Spongebob Squarepants fans might be reminded of Squidward’s ill-fated foray to Tentacle Acres, a gated community that promised to keep out the disruptive spontaneity of Spongebob and Patrick. The dream life consists of a controlled schedule of underwater bicycling, interpretive dance, and clarinet performances at the bandstand. Squidward’s demeanor begins to slip as the repetitive perfection drives his normally mild-mannered and smug character to the brink of madness.
Some Kind of Heaven‘s cameras primarily follow four “Villagers”: septuagenarian psychonaut Reggie and his remarkably patient wife Anne; widower seeking belonging and kinship Barbara; and involuntary van-lifer Dennis. Like most good documentaries, the focus remains on their faces a couple of seconds after their composed statements, revealing a deeper truth behind what they say.
Barbara is the first to admit that The Villages has not been the fantasy that she expected. Her husband died soon after they arrived in town from Massachusetts after years of careful planning and preparation. One morning, she watches herself and her deceased perform their wedding vows on a tablet over breakfast. The dog, sitting on top of the dining table, is Barb’s only company.
Anne sets up pictures of anniversaries past in the hopes that these memories would crack through Reggie’s perpetual high. When he finally gets home, he is in the middle of a bad trip, doubtful that he is even alive. His wife’s needs are the furthest thing from his drug-addled mind.

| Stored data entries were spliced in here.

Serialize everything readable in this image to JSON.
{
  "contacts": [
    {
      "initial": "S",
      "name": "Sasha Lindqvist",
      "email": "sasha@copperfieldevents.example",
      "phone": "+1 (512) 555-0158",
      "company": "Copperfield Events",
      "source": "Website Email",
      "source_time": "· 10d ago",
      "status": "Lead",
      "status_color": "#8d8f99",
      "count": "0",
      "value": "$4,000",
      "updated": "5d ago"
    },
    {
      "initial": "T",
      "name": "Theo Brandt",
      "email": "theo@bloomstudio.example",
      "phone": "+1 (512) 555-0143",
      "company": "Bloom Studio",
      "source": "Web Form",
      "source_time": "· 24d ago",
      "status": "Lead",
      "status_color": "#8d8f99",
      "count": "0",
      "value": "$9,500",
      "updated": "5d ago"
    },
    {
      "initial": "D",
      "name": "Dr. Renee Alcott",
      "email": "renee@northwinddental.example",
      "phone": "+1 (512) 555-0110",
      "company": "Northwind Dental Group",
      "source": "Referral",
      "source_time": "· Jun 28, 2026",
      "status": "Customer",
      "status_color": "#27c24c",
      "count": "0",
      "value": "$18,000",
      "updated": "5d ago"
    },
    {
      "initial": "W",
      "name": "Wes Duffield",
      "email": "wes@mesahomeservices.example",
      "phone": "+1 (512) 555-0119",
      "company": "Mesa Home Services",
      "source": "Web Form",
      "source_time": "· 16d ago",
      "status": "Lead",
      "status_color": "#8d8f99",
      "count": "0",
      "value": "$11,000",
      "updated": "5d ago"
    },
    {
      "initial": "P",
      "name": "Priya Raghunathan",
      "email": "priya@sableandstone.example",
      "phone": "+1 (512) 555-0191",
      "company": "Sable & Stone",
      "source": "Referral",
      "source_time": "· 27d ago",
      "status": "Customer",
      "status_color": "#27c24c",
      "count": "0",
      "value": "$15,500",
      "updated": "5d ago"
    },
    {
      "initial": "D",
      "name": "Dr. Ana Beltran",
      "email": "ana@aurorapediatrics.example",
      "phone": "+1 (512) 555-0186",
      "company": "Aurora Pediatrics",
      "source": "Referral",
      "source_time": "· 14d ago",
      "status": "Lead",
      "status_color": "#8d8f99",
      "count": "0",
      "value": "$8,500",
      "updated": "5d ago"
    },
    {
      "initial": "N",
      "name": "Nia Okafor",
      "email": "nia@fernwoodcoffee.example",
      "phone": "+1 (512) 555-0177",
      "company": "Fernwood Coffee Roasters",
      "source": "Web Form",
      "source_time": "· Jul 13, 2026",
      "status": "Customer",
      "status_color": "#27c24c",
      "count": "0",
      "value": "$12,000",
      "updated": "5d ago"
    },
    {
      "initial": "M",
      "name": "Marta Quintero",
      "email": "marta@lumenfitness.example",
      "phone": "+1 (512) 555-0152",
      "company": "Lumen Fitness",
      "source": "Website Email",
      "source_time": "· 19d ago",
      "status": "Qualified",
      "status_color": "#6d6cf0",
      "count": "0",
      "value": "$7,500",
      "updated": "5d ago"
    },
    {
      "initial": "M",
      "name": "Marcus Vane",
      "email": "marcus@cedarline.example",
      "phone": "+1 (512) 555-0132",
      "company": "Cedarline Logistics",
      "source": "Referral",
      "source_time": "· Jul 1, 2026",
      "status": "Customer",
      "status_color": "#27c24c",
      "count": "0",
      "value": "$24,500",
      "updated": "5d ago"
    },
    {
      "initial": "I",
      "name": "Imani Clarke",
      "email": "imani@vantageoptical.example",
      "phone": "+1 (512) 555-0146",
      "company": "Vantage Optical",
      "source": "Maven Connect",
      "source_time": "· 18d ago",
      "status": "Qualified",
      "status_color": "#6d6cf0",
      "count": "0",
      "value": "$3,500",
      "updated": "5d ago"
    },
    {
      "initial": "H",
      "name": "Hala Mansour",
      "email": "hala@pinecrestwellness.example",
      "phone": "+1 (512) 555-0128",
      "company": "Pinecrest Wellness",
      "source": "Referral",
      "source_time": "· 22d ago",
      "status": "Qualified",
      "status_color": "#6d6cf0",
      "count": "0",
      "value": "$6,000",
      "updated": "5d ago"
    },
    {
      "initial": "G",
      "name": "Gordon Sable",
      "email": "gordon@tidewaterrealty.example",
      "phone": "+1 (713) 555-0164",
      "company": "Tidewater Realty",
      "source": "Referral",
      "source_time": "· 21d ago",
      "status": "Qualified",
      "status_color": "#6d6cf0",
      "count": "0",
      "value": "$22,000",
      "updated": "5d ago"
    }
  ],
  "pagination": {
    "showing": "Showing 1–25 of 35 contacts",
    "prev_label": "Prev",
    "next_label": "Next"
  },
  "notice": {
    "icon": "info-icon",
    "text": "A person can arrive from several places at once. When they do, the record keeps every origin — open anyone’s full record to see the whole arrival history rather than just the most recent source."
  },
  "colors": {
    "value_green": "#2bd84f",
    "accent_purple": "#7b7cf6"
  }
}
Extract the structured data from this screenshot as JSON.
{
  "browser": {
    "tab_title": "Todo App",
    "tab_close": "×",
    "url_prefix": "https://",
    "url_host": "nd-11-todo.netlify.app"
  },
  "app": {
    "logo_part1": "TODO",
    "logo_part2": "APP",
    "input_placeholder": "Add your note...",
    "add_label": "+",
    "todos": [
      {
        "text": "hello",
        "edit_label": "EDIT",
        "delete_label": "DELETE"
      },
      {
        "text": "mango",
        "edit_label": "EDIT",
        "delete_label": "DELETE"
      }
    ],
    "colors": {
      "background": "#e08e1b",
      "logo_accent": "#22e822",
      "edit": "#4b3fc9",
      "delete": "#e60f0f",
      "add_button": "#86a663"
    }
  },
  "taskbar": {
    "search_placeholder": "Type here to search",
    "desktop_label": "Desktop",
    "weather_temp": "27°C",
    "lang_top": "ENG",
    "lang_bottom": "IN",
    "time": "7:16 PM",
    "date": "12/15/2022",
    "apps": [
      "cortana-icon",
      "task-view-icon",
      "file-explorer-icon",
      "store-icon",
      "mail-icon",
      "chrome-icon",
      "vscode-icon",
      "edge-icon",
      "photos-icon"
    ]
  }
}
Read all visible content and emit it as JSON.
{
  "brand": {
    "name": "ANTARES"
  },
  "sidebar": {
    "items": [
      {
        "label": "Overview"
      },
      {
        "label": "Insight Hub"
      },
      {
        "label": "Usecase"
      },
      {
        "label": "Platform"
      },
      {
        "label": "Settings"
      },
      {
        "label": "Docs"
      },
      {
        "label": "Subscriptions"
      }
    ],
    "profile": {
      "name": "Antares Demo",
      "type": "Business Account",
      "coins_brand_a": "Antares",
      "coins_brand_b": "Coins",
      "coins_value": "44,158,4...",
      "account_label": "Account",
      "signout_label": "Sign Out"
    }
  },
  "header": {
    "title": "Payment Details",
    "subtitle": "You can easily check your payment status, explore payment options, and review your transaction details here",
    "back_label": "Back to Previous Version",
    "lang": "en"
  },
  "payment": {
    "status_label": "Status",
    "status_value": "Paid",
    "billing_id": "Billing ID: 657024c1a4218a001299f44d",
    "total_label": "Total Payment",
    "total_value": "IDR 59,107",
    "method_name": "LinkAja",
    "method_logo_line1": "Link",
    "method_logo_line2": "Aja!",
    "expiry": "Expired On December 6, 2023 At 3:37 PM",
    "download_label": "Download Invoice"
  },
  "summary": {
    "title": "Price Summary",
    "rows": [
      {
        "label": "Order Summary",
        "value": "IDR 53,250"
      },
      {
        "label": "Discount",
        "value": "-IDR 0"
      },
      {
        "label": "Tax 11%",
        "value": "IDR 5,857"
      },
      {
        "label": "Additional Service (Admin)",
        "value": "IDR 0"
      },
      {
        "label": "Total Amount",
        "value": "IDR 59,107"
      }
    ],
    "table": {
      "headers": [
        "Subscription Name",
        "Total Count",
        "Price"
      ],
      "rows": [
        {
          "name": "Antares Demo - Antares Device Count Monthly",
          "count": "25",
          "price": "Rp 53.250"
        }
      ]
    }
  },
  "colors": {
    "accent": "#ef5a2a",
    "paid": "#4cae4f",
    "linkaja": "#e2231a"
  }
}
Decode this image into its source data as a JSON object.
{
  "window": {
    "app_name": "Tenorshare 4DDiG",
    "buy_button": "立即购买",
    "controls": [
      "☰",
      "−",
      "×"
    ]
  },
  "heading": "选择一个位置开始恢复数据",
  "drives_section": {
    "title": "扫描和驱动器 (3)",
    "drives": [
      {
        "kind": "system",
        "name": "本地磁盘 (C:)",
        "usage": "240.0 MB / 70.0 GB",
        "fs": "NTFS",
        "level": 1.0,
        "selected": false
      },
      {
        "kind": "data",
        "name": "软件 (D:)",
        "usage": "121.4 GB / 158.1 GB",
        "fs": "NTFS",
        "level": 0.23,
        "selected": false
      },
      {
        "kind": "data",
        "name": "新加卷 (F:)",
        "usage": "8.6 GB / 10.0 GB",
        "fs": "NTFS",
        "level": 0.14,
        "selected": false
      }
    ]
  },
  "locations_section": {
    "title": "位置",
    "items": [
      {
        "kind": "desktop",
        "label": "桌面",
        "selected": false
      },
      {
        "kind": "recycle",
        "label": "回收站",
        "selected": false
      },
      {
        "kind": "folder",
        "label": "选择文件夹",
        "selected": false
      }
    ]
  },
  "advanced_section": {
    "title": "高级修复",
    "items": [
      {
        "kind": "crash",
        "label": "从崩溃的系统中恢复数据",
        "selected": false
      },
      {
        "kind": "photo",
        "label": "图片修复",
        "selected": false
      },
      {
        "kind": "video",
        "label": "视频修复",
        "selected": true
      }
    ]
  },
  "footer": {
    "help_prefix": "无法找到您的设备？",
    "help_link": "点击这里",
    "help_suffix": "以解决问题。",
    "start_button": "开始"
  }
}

Dennis trolls the bars, churches, and swimming pools for “a classic lady” that must be attractive, wealthy, and give him a bed to sleep on. All his prospects have been around long enough to recognize a mooch and lifelong f**kboy when they see one. His mantra of “live fast, love hard, die poor” has left him living in his van parked at a storage unit facility, calling every contact on his phone in search of a place to sleep for a few nights.
None of these narratives match the meticulously assembled vision of the America that The Villages’ developer Harold Schwartz had in mind when he started buying hundreds of acres of central Florida marshland. To complement the town’s small-town, mom-and-pop mythos, stories were drunkenly conceived about its history. Many buildings in the town square are painted to resemble layers of heritage, a far cry from the prefab reality. At the center of the square, Schwartz’s bronze statue resembles that of Walt Disney — minus the child-like mouse, of course. Sixty miles apart, these men conceived of and sold alluring dreams.
The subjects of
Some Kind of Heaven (streaming on Amazon Prime at this writing) find that living up to Schwartz’s standard is much more challenging. A half-century younger than his subjects, Oppenheim shares their stories with incredible compassion. Their character arcs proceed to satisfying conclusions — with unfulfilling social club meetings, an arrest, couples therapy sessions, and lies along the way. Even the Villagers, deep into their lives, are still just trying to figure it out as they go along.
A few moments of good old-fashioned Florida weirdness and an abundance of women named Elaine do not distract from the empathy driving the documentary forward. At a time when our elders are dying at an alarming rate, fueled by society’s
callousness toward the value of their lives, this message could not be more vital.